Era uma vez uma linda carochinha, que encontrou cinco réis enquanto varria a cozinha.
Com o dinheiro, foi comprar uns brincos, um colar e um anel, pôs-se à janela para ver quem queria casar com ela?
- Quem quer casar com a Carochinha que é bonita e formozinha?
Passou um burro e respondeu:
- Quero eu, quero eu!
- Quem és tu e como é a tua voz?
- Sou o burro e faço im om, im om, im om.
- Ai, que voz tão feia! Com essa voz acordas-me a mim e aos meninos de noite!
 O burro afastou-se e a carochinha voltou a perguntar:
- Quem quer casar com a Carochinha que é bonita e formozinha?
Passou um cão e respondeu:
- Quero eu, quero eu!
- Quem és tu e como é a tua voz?
- Sou o cão e faço ão, ão, ão.
 - Ai, que voz tão feia! Com essa voz acordas-me a mim e aos meninos de noite! 
O cão afastou-se e a carochinha voltou a perguntar:
- Quem quer casar com a Carochinha que é bonita e formozinha?
Passou um gato e respondeu:
 - Quero eu, quero eu!
 - Quem és tu e como é a tua voz?
- Sou o gato e faço miau, miau, miau.
 - Ai, que voz tão feia! Com essa voz acordas-me a mim e aos meninos de noite! 
O gato afastou-se e a carochinha voltou a perguntar:
- Quem quer casar com a Carochinha que é bonita e formozinha?
Passou um rato e respondeu:
- Quero eu, quero eu!
- Quem és tu e como é a tua voz?
- Sou João Ratão e faço hi, hi, hi.
 -Ai que voz tão linda! Quero casar contigo.

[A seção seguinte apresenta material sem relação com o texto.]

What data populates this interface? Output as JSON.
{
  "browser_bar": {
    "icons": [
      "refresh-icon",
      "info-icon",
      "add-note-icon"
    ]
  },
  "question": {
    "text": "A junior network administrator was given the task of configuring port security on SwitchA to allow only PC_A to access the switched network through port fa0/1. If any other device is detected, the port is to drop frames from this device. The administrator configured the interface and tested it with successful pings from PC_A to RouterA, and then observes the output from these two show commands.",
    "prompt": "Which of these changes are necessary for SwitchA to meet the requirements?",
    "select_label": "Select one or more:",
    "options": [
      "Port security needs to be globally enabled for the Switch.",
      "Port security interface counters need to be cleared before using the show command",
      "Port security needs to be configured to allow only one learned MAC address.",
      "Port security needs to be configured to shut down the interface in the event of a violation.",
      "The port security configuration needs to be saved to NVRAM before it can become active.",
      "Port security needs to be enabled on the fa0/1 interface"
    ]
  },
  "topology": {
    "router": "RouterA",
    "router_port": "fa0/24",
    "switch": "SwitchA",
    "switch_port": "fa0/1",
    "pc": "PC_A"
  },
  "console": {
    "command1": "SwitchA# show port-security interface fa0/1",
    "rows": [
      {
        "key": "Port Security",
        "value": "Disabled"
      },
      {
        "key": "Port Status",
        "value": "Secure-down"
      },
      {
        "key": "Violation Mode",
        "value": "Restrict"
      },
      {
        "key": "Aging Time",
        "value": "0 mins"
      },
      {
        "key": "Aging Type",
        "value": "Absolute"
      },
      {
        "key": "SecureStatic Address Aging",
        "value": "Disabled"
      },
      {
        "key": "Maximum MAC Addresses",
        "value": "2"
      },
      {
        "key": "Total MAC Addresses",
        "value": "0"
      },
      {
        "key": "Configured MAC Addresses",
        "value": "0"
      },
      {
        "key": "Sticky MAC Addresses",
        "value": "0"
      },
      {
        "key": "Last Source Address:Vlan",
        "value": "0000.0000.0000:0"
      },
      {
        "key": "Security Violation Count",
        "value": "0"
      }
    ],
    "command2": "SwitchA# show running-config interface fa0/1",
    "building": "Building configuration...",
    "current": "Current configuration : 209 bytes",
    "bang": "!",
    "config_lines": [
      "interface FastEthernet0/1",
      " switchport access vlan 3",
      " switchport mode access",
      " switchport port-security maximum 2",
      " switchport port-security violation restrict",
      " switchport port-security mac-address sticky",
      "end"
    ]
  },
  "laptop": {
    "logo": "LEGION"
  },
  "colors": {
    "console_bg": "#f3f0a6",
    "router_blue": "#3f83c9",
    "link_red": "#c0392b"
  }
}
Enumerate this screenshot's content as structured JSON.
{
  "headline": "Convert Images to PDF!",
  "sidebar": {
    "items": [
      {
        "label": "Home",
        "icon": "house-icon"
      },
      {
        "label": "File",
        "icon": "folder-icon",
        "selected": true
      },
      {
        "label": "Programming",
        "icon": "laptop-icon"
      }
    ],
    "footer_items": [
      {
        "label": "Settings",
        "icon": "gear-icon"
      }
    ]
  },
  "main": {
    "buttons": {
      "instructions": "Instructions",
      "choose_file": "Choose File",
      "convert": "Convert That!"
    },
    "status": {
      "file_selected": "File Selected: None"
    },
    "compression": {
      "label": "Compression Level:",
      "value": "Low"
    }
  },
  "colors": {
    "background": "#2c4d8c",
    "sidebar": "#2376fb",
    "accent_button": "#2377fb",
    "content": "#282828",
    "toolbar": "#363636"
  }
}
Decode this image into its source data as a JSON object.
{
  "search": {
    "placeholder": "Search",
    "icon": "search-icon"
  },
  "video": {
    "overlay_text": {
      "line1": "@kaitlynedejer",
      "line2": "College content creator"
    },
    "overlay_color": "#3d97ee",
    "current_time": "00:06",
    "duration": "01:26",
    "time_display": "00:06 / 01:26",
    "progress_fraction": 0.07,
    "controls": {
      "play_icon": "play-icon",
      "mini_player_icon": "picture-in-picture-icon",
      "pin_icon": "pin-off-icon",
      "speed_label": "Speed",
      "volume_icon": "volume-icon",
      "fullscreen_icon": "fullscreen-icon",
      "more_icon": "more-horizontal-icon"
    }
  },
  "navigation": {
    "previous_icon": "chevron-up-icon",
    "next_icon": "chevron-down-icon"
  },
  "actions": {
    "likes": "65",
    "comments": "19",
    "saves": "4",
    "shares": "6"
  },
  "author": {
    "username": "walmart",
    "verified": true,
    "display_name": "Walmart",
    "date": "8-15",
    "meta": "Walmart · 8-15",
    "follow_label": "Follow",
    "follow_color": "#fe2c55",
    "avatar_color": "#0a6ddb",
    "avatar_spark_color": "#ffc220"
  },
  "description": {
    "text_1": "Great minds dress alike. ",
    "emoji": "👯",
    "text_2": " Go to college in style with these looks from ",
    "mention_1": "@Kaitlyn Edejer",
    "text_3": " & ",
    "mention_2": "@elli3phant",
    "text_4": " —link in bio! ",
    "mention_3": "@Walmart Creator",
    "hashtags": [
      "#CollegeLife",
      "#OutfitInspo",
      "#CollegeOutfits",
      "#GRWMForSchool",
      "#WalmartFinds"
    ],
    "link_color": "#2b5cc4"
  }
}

 A carochinha e o João Ratão casaram e foram muito felizes.
Porém, certo dia, a carochinha disse ao João Ratão que estava na hora de ir à missa.
O João Ratão, que era muito guloso, disse que não podia ir porque estava doente.
 A carochinha, que fazia a refeição, disse-lhe então que não mexesse no caldeirão.
Assim que a carochinha saiu, o João Ratão foi logo espreitar o caldeirão.
Espreitou, espreitou e trum, deu um grande trambolhão e caiu no caldeirão.
           Quando a carochinha chegou, procurou, procurou o João Ratão mas não o encontrou.
Muito aflita, a carochinha entrou na cozinha e viu o João Ratão caído no caldeirão.
- Ai o meu João Ratão, que caiu no caldeirão! Ai o meu João Ratão, que caiu no caldeirão!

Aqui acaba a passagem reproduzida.